By Nikki Mandow
Kaiaua residents are breathing a sigh of relief, after news MetService downgraded storm and wind warnings that had threatened to flood their houses for the second time in a month.
Early this morning, people in the small town were getting out the sandbanks, sealing their doors and planning to move cars to higher ground, preparing for another big sea surge tomorrow.
But soon after midday, MetService updated its forecast.
Kaiaua will still get tides of more than 4m around 8.45pm tomorrow and 9.20am on Friday.
However, they should be spared the strong winds and low pressure that devastated the town on January 5 that left houses and streets underwater, as the sea wrote off most of the town's cars.
Hauraki District Council Mayor John Tredidga said local civil defence are taking a cautious approach.

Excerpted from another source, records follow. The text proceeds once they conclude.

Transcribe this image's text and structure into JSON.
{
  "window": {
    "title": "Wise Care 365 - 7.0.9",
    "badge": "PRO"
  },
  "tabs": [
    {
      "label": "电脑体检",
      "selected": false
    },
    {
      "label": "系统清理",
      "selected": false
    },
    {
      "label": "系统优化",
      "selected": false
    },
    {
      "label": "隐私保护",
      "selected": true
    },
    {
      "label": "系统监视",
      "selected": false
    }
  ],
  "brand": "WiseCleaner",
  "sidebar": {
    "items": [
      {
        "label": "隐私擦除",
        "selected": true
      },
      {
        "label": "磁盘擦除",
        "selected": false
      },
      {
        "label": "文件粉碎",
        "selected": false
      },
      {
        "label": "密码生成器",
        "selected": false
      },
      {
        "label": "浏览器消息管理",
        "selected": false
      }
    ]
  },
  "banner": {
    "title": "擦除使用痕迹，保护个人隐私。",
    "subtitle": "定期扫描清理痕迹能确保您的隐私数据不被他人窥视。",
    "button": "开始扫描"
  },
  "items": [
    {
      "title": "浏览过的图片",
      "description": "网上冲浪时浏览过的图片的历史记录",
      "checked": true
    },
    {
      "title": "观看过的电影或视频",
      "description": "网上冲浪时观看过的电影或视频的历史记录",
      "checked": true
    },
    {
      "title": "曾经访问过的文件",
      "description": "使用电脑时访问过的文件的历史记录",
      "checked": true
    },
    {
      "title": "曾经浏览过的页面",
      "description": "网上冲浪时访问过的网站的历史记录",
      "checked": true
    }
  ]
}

"We are not expecting any damage from the high tides. However, we will have a watching brief and we will have three or four people going up there tomorrow morning just to keep an eye on it to make sure nothing changes.
"The New Zealand weather can change very quickly."
Mr Tredidga said at a meeting this afternoon the council would be looking at measures to help residents.
"We are aware a number of people are considering things like raising their houses and they will require building permits and maybe consents. I'm pretty keen to see what support council can give.
"So in our council meeting we are looking at what sort of relief fund is possible, and the way in which we can help these people that need to look at their properties and how they might protect them from future flooding events.
"We hope to have a positive decision later this afternoon.
Residents had not yet got back to normal after the January 5 storm.
Lynn Yeager, who runs the Pink Shop and Cafe in Kaiaua, said some people were really scared by the scale of the previous flooding. There was widespread damage and the sea rose so fast most residents could not save their cars. Most were written off.
"We were closed for a week, the kitchen only reopened last week. We've still got a lot of work to do out the back but I'm going to wait now to see what's going to happen in the next couple of days."
Ms Yeager said the town was resilent and she had not heard of anyone wanting to move.
"I think people are just getting on with it. I know one person had to go away for a week, but then came back to deal with it. There was a lot of damage, not just in the town, but further up the coast."